The author helpfully explains what we already know about the political persuasion of the parents of these children, Many of the parents who allow their children to occupy that middle space were socially liberal even before they had a pink boy, quick to defend gay rights and womens equality and to question the confines of traditional masculinity and femininity.
In other words, I wasnt exaggerating about what my professors at NYU taught about gender and sexuality, and I wasnt exaggerating about what I saw on the playground in Ithaca.
Though, believe me. I wish I had been.
Because Ithaca is the City of Evil.
I can imagine someone getting sued in the future.
Hint: Mommy, Daddy and maybe even a doctor.
Obviously a philosophy developed by someone who has never had children nor been around them very much.
So many liberties under attack ... but apparently not the freedom to irreparably and irrevocably scar your child.
Good grief, that’s gonna be one warped kid.
Nah.

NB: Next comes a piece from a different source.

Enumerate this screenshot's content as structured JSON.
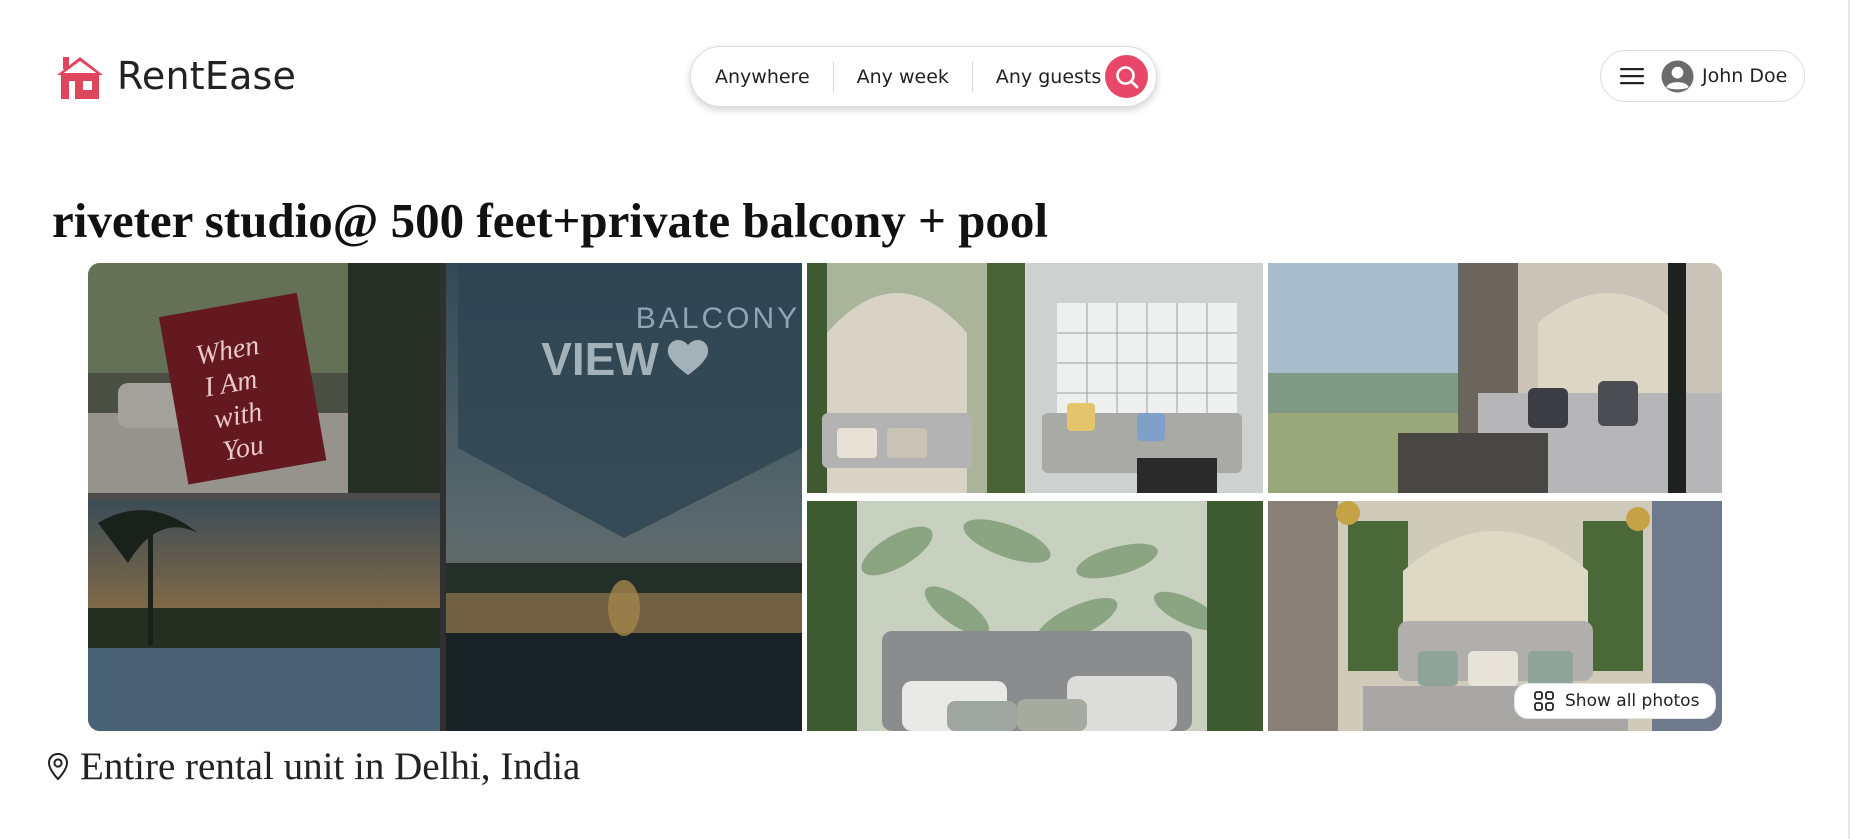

Growing up in Ithaca that kid will be so brainwashed [s]he will think [s]he’s normal. The lawsuit will come against whatever poor corporation hires the kid when [s]he’s all grown up.
How does the non-liberal parent deal with that kind of thing? I have tremendous empathy for someone in that situation. I mean, what the hell do you do if you have a "Pat" on your hands?

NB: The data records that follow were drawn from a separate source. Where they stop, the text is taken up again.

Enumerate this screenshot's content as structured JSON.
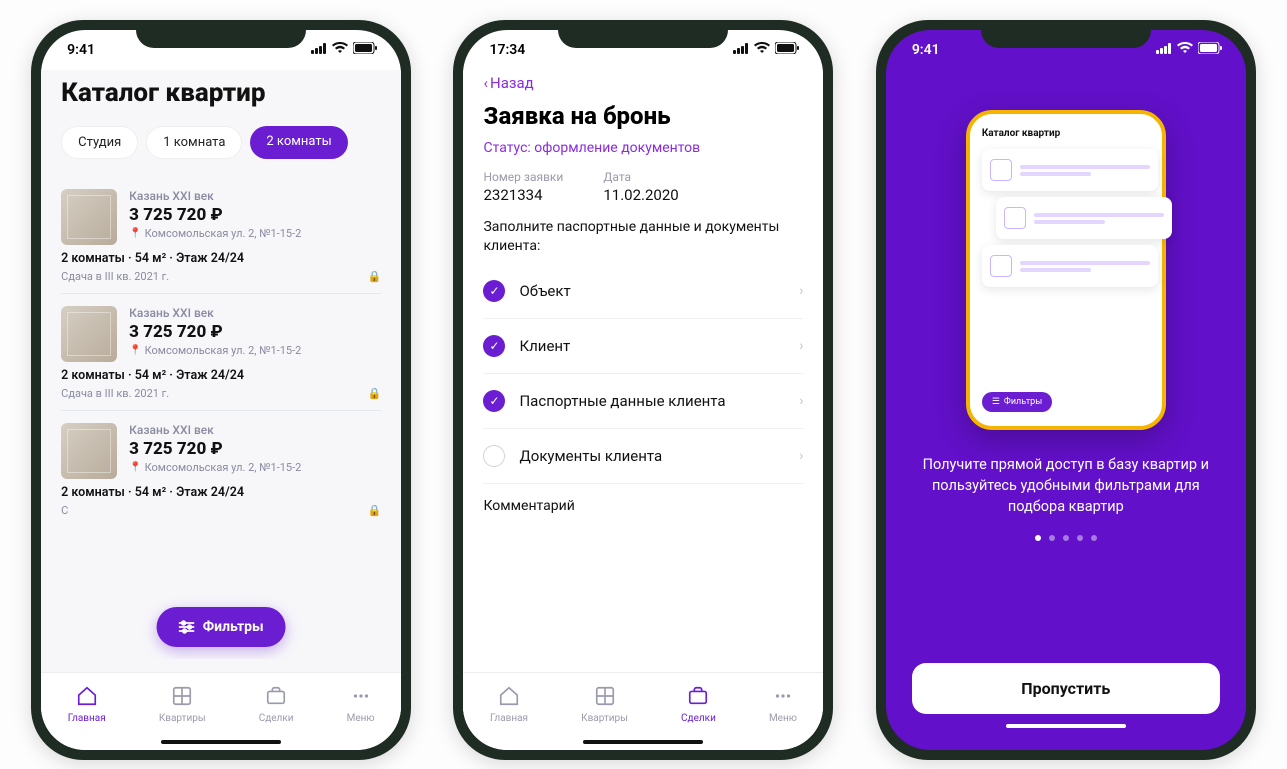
{
  "phone1": {
    "status_time": "9:41",
    "title": "Каталог квартир",
    "chips": [
      {
        "label": "Студия",
        "active": false
      },
      {
        "label": "1 комната",
        "active": false
      },
      {
        "label": "2 комнаты",
        "active": true
      }
    ],
    "listings": [
      {
        "project": "Казань XXI век",
        "price": "3 725 720 ₽",
        "address": "Комсомольская ул. 2, №1-15-2",
        "meta": "2 комнаты · 54 м² · Этаж 24/24",
        "due": "Сдача в III кв. 2021 г."
      },
      {
        "project": "Казань XXI век",
        "price": "3 725 720 ₽",
        "address": "Комсомольская ул. 2, №1-15-2",
        "meta": "2 комнаты · 54 м² · Этаж 24/24",
        "due": "Сдача в III кв. 2021 г."
      },
      {
        "project": "Казань XXI век",
        "price": "3 725 720 ₽",
        "address": "Комсомольская ул. 2, №1-15-2",
        "meta": "2 комнаты · 54 м² · Этаж 24/24",
        "due": "С"
      }
    ],
    "filters_label": "Фильтры",
    "tabs": [
      {
        "label": "Главная",
        "icon": "home",
        "active": true
      },
      {
        "label": "Квартиры",
        "icon": "grid",
        "active": false
      },
      {
        "label": "Сделки",
        "icon": "case",
        "active": false
      },
      {
        "label": "Меню",
        "icon": "dots",
        "active": false
      }
    ]
  },
  "phone2": {
    "status_time": "17:34",
    "back_label": "Назад",
    "title": "Заявка на бронь",
    "status_text": "Статус: оформление документов",
    "req_num_label": "Номер заявки",
    "req_num_value": "2321334",
    "date_label": "Дата",
    "date_value": "11.02.2020",
    "instruction": "Заполните паспортные данные и документы клиента:",
    "steps": [
      {
        "label": "Объект",
        "done": true
      },
      {
        "label": "Клиент",
        "done": true
      },
      {
        "label": "Паспортные данные клиента",
        "done": true
      },
      {
        "label": "Документы клиента",
        "done": false
      }
    ],
    "comment_label": "Комментарий",
    "tabs": [
      {
        "label": "Главная",
        "icon": "home",
        "active": false
      },
      {
        "label": "Квартиры",
        "icon": "grid",
        "active": false
      },
      {
        "label": "Сделки",
        "icon": "case",
        "active": true
      },
      {
        "label": "Меню",
        "icon": "dots",
        "active": false
      }
    ]
  },
  "phone3": {
    "status_time": "9:41",
    "mock_title": "Каталог квартир",
    "mock_filter_label": "Фильтры",
    "body_text": "Получите прямой доступ в базу квартир и пользуйтесь удобными фильтрами для подбора квартир",
    "dots_total": 5,
    "dots_active_index": 0,
    "skip_label": "Пропустить"
  }
}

I would like to know where this idiot ‘parent’ was educated
My daughters shocked me with surprisingly feminine characteristics at an early age
For example- I was clothing shopping with my 4 year old (who could barely talk) and pointed to a mannequin and asked if she liked the dress, and she said “yeah- and just look at those SHOES” - I barely noticed it had shoes
All my girls have a thing for shoes and jewelry at an early age
I had to get my sister in law to help me when I went shopping for christmas present so they didnt always end up with remote control trucks and stuff- she suggested stuff I never would have thought of and my girls usually loved it
How do you say: “Mom and dad are crazy, thanks for ruining my life, in 8 year old speech”?
Gee..... maybe all your girls have something in common .

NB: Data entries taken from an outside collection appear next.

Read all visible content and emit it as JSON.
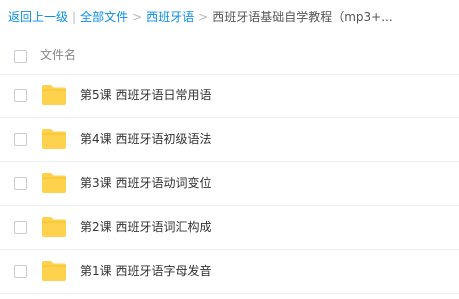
{
  "breadcrumb": {
    "back": "返回上一级",
    "all_files": "全部文件",
    "folder": "西班牙语",
    "current": "西班牙语基础自学教程（mp3+..."
  },
  "header": {
    "column_name": "文件名"
  },
  "files": [
    {
      "name": "第5课 西班牙语日常用语"
    },
    {
      "name": "第4课 西班牙语初级语法"
    },
    {
      "name": "第3课 西班牙语动词变位"
    },
    {
      "name": "第2课 西班牙语词汇构成"
    },
    {
      "name": "第1课 西班牙语字母发音"
    }
  ],
  "colors": {
    "link": "#0a8fe8",
    "folder": "#ffd24d"
  }
}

What do you do? Well, what do you do if your child likes to play with fire, or kick dogs, or pull the neighbor girl’s pigtail? Isn’t that a big part of parenting, teaching your kid that some behavior is inappropriate, and that they can’t do it even if they feel like they want to?
I'm talking about innocuous behavior, like playing with trucks, playing with Barbies, liking movies about Lego Ninjas, liking movies about princesses . . . that sort of thing. Your examples are ones of anti-social behavior, which you would correct as inappropriate because it may cause physical harm.
There's nothing inherently wrong about a little boy liking a princess movie, other than the fact that it's kind of light in the loafers.
It seems to me that there is a hidden agenda to blur the lines between genders to force confusion of sexual identity.
I have empathy for Joe Lunchpail parents who may find themselves in this situation, but I have no empathy at all, and perhaps even some contempt, for parents who deliberately set this agenda and create this environment for their kids. It's wholly against nature. I've seen very liberal parents very chagrinned when they tried to get their boys to play with, say, Barbies - and the boys ended up ripping the heads off of the dolls and then using the headless bodies as weapons.
Nature, it seems, knows what the Hell She's doing.
Maybe not, but as soon as it reaches the point where the little boy says “I want to wear a dress”, it IS antisocial behavior.
Biggest load of crap I ever heard. People who said that never had one of each.
Kids are hard wired. When my son was not even a year old, one of his first six words was *vroom*. He was obsessed with his older sister's toy car which she virtually ignored.